Austin, Texas, with 80% of grocery marketshare hogged up by Walmart, HEB and Target. Home to Whole Foods Market headquarters. Even Sprouts, formerly a Sun Harvest, across the street. This co-op grocer actually giving thanks and revenue to Native American food sovereignty activists moving the food system forward while preserving their heritage in the face of 400 years of often violent colonization. A cooperative grocery store, with less than 1/10 of 1% local market share, but part of a $2.5 billion a year national purchasing cooperative with costs as low as most corporate chains, stronger together, not afraid to go after the mainstream, offering competitive prices on everyday items and compelling, creative and innovative natural, allergen friendly and organic products. This venerable, stubborn, diverse, queer AF, tattooed, pierced and radically friendly little cooperative winning hearts and minds, winning grocery dollars, winning Thanksgiving.
2. Seen In The Wild.
Central Market’s superb, best in class seasonal apple merchandising, hearkening back to an era before homogenization and monocultures became the norm in grocery stores. Featuring over 2 dozen apple varieties, the most I have ever seen in a U.S. grocery store (with the possible exception of Berkeley Bowl).

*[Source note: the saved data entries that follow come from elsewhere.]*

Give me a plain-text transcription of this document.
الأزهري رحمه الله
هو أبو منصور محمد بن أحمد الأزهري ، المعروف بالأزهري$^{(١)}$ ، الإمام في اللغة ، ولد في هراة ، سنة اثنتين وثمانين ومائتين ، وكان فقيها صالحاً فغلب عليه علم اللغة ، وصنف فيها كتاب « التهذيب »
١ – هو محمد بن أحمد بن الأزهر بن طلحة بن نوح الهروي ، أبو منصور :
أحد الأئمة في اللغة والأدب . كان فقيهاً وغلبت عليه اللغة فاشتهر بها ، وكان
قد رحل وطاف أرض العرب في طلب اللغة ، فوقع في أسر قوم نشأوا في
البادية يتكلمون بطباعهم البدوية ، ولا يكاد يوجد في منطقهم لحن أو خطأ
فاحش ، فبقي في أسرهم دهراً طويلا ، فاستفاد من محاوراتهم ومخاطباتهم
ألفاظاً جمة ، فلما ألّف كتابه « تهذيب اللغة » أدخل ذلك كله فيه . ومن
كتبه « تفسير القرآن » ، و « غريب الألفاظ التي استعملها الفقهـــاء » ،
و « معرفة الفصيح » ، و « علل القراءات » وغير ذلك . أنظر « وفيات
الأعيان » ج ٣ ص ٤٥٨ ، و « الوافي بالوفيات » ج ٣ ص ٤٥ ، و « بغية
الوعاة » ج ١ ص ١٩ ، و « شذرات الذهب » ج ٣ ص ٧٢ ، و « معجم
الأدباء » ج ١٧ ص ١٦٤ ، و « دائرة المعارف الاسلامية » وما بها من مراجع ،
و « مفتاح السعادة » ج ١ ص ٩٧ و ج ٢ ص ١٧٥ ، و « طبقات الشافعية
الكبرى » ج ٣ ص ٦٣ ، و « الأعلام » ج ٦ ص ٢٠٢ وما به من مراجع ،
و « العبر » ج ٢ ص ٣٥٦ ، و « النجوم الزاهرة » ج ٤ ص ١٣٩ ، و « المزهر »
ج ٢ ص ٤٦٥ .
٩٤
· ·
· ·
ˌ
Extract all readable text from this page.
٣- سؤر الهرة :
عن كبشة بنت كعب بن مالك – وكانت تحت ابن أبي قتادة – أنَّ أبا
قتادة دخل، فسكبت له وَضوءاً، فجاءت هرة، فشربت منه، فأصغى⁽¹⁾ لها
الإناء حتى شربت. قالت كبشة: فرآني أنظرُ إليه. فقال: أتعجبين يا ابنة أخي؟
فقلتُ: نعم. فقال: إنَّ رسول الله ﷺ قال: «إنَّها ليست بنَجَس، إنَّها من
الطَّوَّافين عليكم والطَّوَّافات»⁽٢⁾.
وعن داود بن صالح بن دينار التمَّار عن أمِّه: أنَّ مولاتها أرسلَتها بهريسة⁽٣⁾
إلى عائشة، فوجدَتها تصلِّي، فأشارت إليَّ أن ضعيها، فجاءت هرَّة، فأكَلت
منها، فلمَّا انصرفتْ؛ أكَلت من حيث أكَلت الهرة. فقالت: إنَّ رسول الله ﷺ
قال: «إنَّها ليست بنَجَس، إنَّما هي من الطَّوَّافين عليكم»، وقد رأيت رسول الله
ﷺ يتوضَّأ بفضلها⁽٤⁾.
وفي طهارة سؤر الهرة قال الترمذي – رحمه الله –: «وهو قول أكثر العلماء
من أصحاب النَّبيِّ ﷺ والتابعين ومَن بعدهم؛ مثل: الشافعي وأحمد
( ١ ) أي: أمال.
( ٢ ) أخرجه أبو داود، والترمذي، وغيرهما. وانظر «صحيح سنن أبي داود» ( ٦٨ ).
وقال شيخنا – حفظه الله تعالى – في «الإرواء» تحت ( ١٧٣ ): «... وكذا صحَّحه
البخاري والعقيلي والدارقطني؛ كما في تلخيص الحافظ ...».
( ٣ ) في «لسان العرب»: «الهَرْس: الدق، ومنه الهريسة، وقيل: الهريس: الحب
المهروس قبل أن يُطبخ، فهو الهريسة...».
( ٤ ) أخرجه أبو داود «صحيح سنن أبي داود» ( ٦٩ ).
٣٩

Why can’t more grocers do this, to support lesser known varieties, give customers choices beyond the usual Gala, Fuji, Granny boredom and just make shopping interesting and fun? Apples FTW.
Also, apples are native to Kazakhstan in Central Asia.
Pick your king. #teamGordon. Or #teamGuy.
3. Guide to Union-Made T-Day:
4. Tunes.
Phil Lynott’s lyrical comfort zones were the streetwise ballads of hustlers, lovers and con artists, along the same thematic lines of Bruce Springsteen, Wu Tang Clan or even Mobb Deep. But Dublin’s favorite son could also drop some serious social justice messaging. Chinatown is an underrated classic and the standout tune Genocide (Killing of the Buffalo) is a message of solidarity still pretty relevant in the age of #Landback and food sovereignty.
peace.
I love that Wheatsville is still going strong. I worked there in 1979-80 after moving up from Houston where I had worked at Heath Seekers Health Food Store. My love of natural foods and co-ops started there. Thanks for featuring them.
Great read. You could have listed the apple varieties? If for no other reason than use as an historical record! I tried at least 30 varieties as juicing apples . . . it's a very special fruit and plant.